Während Lechners Stuttgarter Amtszeit stellten die fürstlichen Hochzeiten in Darmstadt 1589, Neuburg 1591, Durlach 1592 und Dresden 1604 besondere repräsentative Höhepunkte dar; auch sind hier die Reise zum ständigen Reichstag nach Regensburg 1594 sowie die von zeitgenössischen Beobachtern gerühmten Hoffeste 1603 und 1605 zu nennen. In seinen letzten Lebensjahren versuchte er zwischen 1587 und 1604, Krankheiten mit Bäderkuren zu heilen und musste sich bei Aufführungen wohl öfter vertreten lassen. Aus dem gleichen Grund sind vermutlich seine reifen Spätwerke nicht mehr zum Druck gelangt. Nach seinem Tod wurde Lechner am 11. September 1606 in der Stuttgarter Oberen Kirche St. Katharina (der heutigen Hospitalkirche) in der Nähe des Altars zu Grabe getragen. Herzog Friedrich von Württemberg erwarb am 14. Juli 1607 Lechners musikalischen Nachlass; allerdings wird vermutet, dass davon der größere Teil verloren gegangen ist.

Bedeutung[Bearbeiten | Quelltext bearbeiten]

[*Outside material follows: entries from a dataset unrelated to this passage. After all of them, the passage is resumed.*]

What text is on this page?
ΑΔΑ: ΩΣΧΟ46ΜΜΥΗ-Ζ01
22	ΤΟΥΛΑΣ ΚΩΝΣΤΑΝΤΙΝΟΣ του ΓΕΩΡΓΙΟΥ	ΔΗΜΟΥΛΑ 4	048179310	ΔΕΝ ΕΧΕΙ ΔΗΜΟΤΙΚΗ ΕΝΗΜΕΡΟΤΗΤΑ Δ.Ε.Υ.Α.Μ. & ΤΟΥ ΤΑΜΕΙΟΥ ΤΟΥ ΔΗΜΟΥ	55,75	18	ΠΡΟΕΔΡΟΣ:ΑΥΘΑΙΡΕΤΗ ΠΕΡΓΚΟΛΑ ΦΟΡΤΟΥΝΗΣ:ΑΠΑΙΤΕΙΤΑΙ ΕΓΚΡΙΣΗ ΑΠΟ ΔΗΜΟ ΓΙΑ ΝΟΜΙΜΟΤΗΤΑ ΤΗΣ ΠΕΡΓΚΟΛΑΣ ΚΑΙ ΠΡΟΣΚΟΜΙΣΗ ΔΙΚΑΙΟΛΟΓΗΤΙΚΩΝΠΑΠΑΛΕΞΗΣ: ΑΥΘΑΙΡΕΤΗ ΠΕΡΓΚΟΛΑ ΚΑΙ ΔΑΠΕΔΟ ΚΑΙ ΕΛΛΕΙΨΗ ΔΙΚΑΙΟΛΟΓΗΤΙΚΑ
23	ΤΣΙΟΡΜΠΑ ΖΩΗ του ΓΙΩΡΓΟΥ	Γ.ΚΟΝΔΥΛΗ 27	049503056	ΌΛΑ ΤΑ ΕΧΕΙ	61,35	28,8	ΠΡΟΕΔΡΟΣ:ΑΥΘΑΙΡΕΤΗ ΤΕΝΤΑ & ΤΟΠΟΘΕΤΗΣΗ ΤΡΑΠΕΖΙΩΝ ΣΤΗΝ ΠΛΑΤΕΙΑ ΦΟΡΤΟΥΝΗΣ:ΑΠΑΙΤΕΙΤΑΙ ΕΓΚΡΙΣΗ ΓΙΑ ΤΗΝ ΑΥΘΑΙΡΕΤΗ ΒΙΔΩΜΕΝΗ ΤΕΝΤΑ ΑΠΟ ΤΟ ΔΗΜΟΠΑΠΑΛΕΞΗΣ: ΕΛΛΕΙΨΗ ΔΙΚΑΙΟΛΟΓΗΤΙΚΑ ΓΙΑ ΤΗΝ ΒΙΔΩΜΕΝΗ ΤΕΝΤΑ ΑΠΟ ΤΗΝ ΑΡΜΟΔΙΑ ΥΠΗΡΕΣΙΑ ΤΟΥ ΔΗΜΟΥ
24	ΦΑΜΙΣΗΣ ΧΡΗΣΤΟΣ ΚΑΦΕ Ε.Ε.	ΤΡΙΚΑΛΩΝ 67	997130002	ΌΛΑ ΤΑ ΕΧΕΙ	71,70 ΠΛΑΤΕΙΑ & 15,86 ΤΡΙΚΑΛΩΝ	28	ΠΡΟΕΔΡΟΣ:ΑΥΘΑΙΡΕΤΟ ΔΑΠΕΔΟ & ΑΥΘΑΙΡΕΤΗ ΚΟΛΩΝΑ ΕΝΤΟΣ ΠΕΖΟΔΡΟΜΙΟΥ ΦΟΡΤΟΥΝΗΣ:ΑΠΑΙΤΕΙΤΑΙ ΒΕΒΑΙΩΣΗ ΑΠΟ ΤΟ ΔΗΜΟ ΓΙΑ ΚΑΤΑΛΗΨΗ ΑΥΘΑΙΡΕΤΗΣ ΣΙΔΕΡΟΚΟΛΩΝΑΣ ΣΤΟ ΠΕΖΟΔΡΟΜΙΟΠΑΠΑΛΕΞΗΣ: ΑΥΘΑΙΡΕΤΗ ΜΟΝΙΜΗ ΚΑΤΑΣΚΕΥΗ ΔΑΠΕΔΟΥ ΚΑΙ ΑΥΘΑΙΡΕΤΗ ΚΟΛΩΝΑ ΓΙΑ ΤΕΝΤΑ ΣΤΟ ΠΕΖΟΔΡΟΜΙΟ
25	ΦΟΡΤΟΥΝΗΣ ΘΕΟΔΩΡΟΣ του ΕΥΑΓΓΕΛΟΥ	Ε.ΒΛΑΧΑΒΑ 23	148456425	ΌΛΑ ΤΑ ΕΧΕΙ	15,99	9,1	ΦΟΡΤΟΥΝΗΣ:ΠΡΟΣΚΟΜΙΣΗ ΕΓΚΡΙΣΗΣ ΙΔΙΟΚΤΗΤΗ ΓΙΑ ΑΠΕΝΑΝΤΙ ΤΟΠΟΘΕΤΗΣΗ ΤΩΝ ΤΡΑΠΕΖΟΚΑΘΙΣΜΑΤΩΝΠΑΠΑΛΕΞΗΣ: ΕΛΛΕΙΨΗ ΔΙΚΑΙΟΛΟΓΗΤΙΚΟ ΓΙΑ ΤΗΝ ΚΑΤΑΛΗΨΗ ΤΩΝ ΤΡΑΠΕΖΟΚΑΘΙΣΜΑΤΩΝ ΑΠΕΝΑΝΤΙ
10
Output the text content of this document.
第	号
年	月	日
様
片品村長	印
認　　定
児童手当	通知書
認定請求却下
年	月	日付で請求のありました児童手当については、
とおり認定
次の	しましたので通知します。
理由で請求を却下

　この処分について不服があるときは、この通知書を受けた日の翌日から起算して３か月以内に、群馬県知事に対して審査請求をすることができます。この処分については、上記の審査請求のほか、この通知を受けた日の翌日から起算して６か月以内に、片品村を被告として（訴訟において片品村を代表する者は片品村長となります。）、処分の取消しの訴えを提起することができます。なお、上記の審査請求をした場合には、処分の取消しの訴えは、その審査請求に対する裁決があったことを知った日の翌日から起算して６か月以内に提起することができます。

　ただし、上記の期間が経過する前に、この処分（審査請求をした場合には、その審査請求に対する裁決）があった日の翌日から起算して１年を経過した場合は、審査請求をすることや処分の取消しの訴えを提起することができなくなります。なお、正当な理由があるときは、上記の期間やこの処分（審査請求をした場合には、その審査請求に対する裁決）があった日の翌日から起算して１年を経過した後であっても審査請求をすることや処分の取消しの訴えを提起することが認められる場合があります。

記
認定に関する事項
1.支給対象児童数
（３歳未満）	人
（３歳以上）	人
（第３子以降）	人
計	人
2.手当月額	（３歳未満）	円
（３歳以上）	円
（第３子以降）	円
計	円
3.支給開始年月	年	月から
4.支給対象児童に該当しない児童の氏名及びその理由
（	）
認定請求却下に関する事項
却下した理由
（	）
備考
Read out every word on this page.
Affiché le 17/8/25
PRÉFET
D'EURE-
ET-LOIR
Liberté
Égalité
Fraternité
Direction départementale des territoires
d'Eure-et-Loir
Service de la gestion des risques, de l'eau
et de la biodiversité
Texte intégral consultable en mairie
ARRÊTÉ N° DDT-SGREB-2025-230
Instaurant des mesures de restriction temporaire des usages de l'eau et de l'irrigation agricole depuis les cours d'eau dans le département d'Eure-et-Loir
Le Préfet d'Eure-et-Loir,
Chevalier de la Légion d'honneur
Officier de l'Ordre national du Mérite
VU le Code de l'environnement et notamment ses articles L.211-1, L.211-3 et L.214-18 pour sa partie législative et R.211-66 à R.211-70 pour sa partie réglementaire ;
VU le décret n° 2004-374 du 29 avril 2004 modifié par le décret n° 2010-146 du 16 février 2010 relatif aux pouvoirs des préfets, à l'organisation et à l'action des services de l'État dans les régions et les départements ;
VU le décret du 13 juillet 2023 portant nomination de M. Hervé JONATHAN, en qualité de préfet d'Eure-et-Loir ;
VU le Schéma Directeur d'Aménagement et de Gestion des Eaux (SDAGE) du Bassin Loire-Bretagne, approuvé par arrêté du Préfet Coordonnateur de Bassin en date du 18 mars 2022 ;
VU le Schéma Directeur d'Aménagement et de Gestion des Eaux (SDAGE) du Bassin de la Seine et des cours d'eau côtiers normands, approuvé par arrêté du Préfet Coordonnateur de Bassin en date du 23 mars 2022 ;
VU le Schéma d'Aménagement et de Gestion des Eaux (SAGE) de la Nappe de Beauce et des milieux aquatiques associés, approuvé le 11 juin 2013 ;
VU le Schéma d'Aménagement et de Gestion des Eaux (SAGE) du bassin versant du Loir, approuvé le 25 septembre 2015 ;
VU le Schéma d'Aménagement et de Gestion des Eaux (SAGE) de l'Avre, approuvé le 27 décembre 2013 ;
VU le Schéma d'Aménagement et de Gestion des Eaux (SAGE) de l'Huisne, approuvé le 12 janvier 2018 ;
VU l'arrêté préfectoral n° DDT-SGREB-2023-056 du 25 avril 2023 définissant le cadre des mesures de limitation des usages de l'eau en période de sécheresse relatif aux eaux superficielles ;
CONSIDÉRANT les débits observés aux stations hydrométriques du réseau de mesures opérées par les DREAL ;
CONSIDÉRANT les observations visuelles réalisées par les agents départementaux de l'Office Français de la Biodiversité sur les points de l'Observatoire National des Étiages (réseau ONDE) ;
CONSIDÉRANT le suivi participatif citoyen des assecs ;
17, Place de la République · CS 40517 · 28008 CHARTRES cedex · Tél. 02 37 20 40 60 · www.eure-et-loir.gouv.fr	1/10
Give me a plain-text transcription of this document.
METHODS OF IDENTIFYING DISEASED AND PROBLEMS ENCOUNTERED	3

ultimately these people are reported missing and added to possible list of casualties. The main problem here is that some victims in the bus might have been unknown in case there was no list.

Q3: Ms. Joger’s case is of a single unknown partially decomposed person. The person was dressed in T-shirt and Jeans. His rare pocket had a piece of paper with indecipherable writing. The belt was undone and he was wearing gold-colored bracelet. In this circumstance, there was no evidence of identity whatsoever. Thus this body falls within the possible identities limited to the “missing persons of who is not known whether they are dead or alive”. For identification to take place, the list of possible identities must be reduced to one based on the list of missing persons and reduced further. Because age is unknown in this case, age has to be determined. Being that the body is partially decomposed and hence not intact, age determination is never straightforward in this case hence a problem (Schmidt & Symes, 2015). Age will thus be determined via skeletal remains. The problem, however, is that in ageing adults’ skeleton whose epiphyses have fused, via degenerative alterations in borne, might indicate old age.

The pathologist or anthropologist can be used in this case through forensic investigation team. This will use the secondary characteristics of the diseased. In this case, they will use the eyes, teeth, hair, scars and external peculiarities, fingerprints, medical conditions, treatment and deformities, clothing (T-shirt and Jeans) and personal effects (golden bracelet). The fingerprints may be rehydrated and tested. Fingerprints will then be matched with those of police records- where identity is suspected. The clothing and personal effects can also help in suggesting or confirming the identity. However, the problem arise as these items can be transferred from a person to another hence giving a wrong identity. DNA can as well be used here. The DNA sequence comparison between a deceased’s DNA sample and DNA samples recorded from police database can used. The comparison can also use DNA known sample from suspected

Neben Johann Eccard war Leonhard Lechner der wichtigste Vermittler des musikalischen Stils Orlando di Lassos für die evangelische Kirchenmusik und das deutsche Lied, wobei er im Lauf seines Lebens gegenüber seinem Lehrer zu bedeutender Eigenständigkeit und Größe herangewachsen ist. Sein Gesamtopus ist hauptsächlich durch die mehrfach aufgelegten Nürnberger Drucke überliefert; außer dem Stuttgarter Druck der Passion von 1554 (nicht überliefert) scheint er danach nichts mehr veröffentlicht zu haben. Außer zwei Werken ist dagegen von seinem handschriftlichen Nachlass das meiste verloren gegangen. Mit seiner Harmoniae miscellae hat er eine bedeutende Mustersammlung von Werken der angesehensten Komponisten seiner Zeit (z. B. Orlando di Lasso, Giovanni Pierluigi da Palestrina, Philippe de Monte, Costanzo Porta) herausgegeben; er hat auch die Gerlachsche Ausgabe mit di Lassos Selectissimae cantiones (1568) elf Jahre später neu aufgelegt und bemühte sich darin um einen revidierten Text. Darüber hinaus erschien im Jahr 1581 noch eine größere Sammlung mit Messen seines Lehrers, das Liber missarum, im Druck.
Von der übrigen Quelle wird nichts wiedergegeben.